Achieved 4.5 W average power at 3.8 μm with 79 fs pulses

Generated supercontinuum with the longest duration (1.4 ps) for SCG in YAG

Demonstrated high harmonic generation signals above the bandgap in ZnSe

Abstract

We demonstrate a robust, carrier envelope phase (CEP)-stable, potassium titanyl arsenate (KTA)-based optical parametric amplifier (OPA) delivering 6-cycle (79 fs), 3.8-$\mu$m pulses at a 100-kHz repetition rate with an average power of 4.5 W. The pivotal achievement is stable generation of supercontinuum (SC) seed pulses in a YAG crystal with a rather long pulse of 1.4 ps; to our knowledge, this is the longest duration for SC generation (SCG).

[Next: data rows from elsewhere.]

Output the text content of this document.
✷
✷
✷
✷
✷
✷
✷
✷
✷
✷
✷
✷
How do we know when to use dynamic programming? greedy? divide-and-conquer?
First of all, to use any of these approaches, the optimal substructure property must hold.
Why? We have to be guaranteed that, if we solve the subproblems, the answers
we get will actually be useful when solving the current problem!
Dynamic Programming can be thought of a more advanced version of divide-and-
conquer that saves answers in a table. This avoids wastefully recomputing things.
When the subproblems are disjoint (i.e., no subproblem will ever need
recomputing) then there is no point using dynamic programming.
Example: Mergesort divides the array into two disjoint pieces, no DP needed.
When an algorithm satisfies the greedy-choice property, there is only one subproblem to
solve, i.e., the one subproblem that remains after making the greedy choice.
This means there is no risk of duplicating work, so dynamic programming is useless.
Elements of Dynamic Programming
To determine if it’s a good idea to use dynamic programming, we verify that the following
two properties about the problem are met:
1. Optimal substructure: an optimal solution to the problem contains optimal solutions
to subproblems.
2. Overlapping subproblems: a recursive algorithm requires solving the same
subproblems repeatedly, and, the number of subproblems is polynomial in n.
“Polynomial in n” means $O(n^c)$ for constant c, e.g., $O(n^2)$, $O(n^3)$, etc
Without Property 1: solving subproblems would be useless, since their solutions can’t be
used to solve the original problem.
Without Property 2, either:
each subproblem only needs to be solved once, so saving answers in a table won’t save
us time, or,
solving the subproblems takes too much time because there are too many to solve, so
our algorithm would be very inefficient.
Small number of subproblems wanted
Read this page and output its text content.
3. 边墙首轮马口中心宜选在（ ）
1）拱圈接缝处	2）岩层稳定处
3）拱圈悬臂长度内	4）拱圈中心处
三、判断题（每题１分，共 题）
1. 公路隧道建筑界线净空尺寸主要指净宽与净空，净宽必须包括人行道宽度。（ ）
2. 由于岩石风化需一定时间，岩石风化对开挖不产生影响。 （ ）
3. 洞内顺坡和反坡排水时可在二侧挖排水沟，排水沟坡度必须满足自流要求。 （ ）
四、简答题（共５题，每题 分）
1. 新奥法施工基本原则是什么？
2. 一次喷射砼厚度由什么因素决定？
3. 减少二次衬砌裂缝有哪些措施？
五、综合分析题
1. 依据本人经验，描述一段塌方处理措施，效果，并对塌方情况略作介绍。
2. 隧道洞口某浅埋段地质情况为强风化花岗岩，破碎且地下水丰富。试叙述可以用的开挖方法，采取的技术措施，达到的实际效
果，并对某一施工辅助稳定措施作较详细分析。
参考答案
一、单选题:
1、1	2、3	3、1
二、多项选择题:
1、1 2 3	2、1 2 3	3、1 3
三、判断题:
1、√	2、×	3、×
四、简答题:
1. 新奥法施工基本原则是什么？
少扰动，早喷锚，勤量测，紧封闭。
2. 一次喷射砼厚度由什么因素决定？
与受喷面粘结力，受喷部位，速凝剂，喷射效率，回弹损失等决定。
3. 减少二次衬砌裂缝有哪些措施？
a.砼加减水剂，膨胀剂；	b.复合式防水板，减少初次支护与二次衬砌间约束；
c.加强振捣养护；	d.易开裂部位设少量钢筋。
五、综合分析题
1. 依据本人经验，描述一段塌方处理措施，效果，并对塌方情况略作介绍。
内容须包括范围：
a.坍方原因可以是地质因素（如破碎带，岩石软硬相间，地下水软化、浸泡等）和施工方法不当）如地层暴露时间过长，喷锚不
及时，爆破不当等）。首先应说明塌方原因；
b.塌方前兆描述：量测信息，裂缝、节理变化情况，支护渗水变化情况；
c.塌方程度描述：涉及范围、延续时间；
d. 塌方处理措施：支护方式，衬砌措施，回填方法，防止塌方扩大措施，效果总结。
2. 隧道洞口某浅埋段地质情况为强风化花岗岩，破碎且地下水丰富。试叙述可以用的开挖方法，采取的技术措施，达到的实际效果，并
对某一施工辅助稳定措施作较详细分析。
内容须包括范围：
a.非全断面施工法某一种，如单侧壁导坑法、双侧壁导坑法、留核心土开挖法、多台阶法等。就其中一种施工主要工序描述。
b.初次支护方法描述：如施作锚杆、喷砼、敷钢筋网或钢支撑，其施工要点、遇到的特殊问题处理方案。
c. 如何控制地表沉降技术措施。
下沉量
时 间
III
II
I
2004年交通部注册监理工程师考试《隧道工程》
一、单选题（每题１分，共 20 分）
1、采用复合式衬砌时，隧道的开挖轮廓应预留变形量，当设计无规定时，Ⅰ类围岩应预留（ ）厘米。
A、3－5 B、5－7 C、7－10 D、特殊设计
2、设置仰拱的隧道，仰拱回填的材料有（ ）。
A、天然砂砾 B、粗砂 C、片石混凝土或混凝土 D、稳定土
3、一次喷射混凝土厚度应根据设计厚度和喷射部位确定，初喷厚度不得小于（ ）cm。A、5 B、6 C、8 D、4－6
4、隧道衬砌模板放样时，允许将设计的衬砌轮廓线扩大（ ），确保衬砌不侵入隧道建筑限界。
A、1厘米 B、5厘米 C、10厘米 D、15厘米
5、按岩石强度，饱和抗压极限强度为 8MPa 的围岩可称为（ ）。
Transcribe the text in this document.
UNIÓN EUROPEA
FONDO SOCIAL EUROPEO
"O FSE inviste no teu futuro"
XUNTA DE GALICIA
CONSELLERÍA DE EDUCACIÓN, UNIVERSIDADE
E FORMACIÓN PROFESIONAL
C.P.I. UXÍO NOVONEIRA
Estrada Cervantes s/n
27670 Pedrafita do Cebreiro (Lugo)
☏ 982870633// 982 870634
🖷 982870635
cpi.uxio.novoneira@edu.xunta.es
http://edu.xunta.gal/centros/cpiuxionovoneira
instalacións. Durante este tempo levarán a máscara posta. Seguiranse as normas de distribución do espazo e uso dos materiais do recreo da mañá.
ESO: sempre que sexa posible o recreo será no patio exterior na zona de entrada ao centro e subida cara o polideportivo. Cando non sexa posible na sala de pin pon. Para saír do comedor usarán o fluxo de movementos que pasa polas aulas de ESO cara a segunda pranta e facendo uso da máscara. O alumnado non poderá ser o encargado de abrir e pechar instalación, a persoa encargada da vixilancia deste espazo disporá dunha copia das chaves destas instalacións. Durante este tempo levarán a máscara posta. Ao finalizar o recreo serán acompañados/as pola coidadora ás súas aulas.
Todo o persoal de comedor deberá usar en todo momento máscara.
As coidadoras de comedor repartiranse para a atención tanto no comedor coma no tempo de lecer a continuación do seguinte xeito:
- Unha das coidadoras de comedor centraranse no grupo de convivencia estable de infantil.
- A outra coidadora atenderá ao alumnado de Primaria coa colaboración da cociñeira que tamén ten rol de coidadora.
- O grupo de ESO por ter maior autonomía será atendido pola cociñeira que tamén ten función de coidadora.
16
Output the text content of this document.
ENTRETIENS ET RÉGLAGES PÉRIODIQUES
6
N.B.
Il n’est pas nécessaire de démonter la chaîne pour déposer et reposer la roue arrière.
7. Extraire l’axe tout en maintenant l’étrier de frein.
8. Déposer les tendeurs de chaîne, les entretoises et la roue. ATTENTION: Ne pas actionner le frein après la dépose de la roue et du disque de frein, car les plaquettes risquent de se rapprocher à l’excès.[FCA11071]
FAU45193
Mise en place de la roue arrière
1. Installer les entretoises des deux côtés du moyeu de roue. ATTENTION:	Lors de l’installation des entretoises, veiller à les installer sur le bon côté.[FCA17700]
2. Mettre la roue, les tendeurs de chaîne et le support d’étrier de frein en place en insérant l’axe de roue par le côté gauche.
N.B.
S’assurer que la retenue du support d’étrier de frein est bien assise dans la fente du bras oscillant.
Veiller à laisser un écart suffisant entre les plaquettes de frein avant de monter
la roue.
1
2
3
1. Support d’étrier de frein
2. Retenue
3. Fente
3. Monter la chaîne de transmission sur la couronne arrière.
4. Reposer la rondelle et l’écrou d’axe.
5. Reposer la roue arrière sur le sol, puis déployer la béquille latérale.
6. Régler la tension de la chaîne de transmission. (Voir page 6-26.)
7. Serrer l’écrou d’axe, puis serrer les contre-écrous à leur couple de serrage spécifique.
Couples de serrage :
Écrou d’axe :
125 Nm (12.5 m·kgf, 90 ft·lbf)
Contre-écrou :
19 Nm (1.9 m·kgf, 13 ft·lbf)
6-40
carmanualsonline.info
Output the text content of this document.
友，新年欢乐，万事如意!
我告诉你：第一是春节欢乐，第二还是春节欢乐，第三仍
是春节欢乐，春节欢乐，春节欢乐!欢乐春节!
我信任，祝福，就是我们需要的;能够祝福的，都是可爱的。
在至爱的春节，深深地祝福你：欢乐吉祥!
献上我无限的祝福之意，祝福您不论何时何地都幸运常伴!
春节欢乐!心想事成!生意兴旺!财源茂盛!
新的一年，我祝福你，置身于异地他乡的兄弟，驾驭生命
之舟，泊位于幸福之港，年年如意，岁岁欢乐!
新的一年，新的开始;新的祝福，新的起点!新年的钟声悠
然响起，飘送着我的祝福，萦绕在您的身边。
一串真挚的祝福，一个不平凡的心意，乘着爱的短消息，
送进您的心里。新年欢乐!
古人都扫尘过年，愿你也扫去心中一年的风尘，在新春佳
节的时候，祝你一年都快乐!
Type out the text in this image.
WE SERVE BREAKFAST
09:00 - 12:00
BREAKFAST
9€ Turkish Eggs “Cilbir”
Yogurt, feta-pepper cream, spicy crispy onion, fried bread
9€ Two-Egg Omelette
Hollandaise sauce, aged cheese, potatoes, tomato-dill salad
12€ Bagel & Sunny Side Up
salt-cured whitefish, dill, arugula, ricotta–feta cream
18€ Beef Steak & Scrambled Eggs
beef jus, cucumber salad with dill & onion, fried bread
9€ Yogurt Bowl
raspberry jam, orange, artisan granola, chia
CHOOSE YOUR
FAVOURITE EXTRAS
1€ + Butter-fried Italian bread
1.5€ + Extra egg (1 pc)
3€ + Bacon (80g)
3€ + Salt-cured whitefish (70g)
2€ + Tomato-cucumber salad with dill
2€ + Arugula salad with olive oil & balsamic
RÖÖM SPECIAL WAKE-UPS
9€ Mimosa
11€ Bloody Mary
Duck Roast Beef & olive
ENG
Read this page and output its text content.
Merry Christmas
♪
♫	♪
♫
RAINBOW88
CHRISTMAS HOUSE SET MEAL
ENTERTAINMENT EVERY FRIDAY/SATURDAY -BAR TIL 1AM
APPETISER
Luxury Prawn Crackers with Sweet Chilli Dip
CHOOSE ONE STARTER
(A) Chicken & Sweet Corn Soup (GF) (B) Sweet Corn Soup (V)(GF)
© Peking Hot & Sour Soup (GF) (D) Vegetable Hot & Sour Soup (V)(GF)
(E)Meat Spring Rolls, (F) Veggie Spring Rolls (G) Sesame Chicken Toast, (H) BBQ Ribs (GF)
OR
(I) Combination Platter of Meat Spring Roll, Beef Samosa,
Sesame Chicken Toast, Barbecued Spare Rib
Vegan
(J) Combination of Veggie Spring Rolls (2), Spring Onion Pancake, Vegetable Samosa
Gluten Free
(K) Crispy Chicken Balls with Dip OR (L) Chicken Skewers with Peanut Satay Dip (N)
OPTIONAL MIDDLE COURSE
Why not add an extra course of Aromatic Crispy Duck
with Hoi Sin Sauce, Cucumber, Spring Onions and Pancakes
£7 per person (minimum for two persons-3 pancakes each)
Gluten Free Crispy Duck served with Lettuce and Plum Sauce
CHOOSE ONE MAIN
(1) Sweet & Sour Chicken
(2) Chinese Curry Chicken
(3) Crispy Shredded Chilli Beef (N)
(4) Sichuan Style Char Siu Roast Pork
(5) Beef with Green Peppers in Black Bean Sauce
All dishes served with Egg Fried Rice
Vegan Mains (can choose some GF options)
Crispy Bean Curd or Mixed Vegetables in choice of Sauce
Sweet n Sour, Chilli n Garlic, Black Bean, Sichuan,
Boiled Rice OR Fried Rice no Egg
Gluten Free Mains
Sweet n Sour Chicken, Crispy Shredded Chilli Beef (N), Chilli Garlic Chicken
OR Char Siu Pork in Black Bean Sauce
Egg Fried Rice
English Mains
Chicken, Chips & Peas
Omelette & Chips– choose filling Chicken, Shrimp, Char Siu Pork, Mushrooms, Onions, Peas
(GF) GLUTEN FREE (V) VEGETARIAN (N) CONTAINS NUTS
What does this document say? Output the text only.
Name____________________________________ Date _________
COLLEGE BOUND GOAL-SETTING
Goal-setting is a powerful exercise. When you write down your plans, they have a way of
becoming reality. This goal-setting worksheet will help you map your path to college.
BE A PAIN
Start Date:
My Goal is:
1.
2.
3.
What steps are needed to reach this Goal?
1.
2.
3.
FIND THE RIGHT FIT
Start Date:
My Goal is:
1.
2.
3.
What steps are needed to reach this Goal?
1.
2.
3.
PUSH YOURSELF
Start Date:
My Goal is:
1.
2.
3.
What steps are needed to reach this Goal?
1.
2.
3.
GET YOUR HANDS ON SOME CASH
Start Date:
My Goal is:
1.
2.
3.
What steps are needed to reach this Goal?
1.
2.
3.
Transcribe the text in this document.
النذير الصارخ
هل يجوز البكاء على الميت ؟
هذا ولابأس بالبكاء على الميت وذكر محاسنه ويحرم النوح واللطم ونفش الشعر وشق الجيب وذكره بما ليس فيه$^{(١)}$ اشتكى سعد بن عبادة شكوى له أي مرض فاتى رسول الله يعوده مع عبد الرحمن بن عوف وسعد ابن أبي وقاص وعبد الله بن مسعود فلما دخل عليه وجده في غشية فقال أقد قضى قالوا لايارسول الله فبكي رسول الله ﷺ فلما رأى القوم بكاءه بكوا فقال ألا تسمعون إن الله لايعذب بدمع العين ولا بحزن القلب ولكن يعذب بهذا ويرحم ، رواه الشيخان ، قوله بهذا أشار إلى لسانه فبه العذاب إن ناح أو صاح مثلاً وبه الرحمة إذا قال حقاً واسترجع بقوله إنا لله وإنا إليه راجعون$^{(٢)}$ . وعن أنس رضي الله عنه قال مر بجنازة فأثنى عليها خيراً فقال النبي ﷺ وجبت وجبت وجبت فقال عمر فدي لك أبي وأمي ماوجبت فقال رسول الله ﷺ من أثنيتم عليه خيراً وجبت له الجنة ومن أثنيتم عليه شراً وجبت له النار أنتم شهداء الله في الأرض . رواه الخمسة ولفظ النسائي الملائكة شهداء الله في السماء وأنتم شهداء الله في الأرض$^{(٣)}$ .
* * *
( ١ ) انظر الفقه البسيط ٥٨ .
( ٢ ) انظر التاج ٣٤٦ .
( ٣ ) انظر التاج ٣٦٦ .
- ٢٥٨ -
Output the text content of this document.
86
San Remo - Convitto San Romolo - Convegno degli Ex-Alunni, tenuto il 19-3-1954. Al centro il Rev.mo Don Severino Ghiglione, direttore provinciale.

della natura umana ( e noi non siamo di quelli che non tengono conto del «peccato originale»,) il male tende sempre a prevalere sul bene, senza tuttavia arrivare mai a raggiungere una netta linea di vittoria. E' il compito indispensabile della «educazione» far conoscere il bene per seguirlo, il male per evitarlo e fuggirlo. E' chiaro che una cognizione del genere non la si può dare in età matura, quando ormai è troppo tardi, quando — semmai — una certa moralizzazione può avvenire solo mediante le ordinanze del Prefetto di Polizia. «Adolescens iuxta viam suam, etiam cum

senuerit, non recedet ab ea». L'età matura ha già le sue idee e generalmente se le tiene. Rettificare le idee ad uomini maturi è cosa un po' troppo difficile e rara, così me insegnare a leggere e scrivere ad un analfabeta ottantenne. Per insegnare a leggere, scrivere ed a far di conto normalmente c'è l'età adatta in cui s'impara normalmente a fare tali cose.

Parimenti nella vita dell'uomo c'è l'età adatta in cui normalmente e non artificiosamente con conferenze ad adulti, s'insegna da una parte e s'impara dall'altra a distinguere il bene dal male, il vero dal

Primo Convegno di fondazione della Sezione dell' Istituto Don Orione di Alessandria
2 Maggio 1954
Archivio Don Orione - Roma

This technology offers a robust and simplified OPA architecture with characteristics of passively-stabilized CEP, simplified dispersion management with bulk materials, wavelength tunability of the output pulses from 1.3-4.5 $\mu$m, and the future power scaling up to kW-class based on Yb:YAG thin disk amplifiers. The total output power of 17 W (signal plus idler) is achieved and the capability of this high photon flux aspect is successively demonstrated by its application to high harmonic generation (HHG) in ZnSe crystals, with which faint yet novel signals above their bandgap are clearly observed.